The incredible specimen perch potential of our trout waters was highlighted this week when Ben Farley took this giant 4lb 12oz fish from Farmoor Reservoir.
Dozens of big pike have already been banked from the country’s expansive reservoirs this winter, but this week’s catch at the Oxfordshire water proved that other huge predators are also there for the taking.
Ben, who works as a ranger at Farmoor, used a small livebait to tempt the venue record perch.
With a daunting 350 acres of water to go at, he decided to launch his attack from the shore on Reservoir Two, with pike being his primary target. The session took a welcome if unexpected twist when the big perch grabbed the bait close to the bank.
He told Angling Times: “The moment I hooked the fish I thought it was a trout, but then I got a glimpse of it and realised I was into a massive perch.
“I’ve had quality perch from the venue before, but this surpasses anything else by a long way.

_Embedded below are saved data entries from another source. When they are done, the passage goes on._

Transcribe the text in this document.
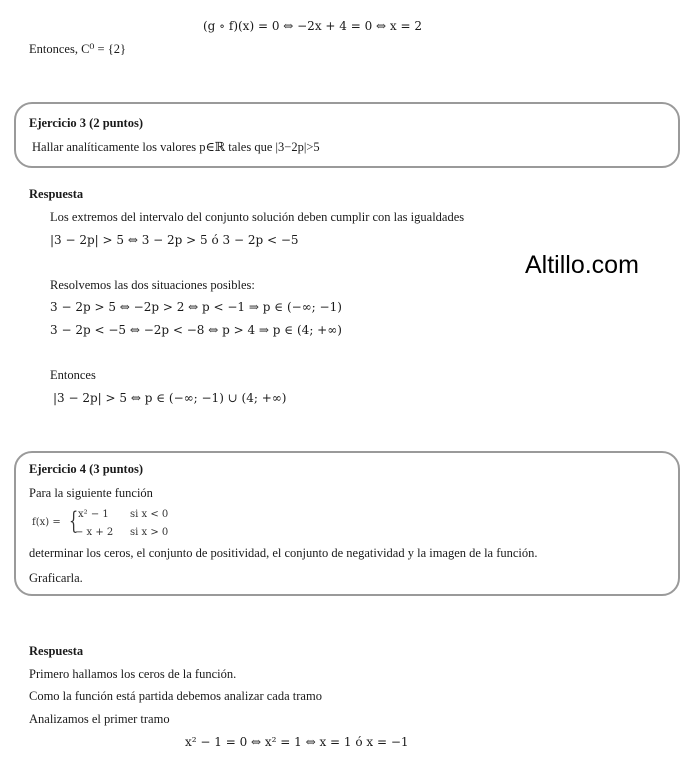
(g ∘ f)(x) = 0 ⇔ −2x + 4 = 0 ⇔ x = 2
Entonces, C⁰ = {2}
Ejercicio 3 (2 puntos)
Hallar analíticamente los valores p∈ℝ tales que |3−2p|>5
Respuesta
Los extremos del intervalo del conjunto solución deben cumplir con las igualdades
|3 − 2p| > 5 ⇔ 3 − 2p > 5 ó 3 − 2p < −5
Resolvemos las dos situaciones posibles:
3 − 2p > 5 ⇔ −2p > 2 ⇔ p < −1 ⇒ p ∈ (−∞; −1)
3 − 2p < −5 ⇔ −2p < −8 ⇔ p > 4 ⇒ p ∈ (4; +∞)
Entonces
|3 − 2p| > 5 ⇔ p ∈ (−∞; −1) ∪ (4; +∞)
Altillo.com
Ejercicio 4 (3 puntos)
Para la siguiente función
f(x) = { x² − 1 si x < 0
− x + 2 si x > 0
determinar los ceros, el conjunto de positividad, el conjunto de negatividad y la imagen de la función.
Graficarla.
Respuesta
Primero hallamos los ceros de la función.
Como la función está partida debemos analizar cada tramo
Analizamos el primer tramo
x² − 1 = 0 ⇔ x² = 1 ⇔ x = 1 ó x = −1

It was a huge fish, and it shows that Farmoor is capable of producing something very special indeed.”
Venue boss Will Barnard was on hand to verify the impressive capture, and he said: “This was a stunning fish, and it helps prove that waters like Farmoor are the place to head to for a giant perch.
“We know there are large shoals of them in here, and with the massive numbers of fry present they have plenty of food to feast on and grow to specimen size.

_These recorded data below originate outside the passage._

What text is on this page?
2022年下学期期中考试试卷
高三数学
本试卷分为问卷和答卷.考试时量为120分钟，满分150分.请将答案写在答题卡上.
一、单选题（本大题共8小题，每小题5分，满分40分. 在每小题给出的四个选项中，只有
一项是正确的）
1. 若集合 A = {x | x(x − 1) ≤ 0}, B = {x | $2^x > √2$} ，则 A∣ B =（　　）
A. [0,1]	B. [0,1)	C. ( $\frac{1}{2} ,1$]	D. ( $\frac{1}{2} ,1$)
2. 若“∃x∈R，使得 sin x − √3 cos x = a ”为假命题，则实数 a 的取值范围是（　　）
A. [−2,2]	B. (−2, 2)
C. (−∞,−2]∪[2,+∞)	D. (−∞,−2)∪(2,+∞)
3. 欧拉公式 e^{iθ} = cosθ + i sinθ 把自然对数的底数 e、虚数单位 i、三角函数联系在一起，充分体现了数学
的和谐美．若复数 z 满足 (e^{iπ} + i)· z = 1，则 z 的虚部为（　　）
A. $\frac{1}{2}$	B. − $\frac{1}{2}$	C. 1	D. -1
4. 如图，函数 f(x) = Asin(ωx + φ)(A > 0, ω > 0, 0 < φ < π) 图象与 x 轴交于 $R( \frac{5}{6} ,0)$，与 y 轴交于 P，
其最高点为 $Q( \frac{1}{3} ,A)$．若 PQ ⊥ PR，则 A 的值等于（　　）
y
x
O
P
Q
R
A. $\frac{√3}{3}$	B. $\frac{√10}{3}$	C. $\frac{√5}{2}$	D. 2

“The previous best on rod and line was 3lb 9oz, but we weighed a dead fish with no head that had been washed up on the shore and it went 4lb 12oz.
“It was the size of a size 12 boot, and that was without the head!
“It’s anyone’s guess how big the perch in Farmoor grow.”
Other trout waters too have noticed an increase in the number of keen perch anglers getting on the bank and Dave Coleman – the boss of Cumbrian reservoir Esthwaite Water – said: “We have had perch to 4lb reported, and the number of people that are coming to Esthwaite to target this species is definitely on the up.
“The interest in drop shotting and lure fishing has without doubt helped spark this interest.
“I also happen to think that people enjoy the mystery of not knowing exactly how big the perch could grow in a venue such as ours – Esthwaite Water is over 280 acres, so it could hide a giant.”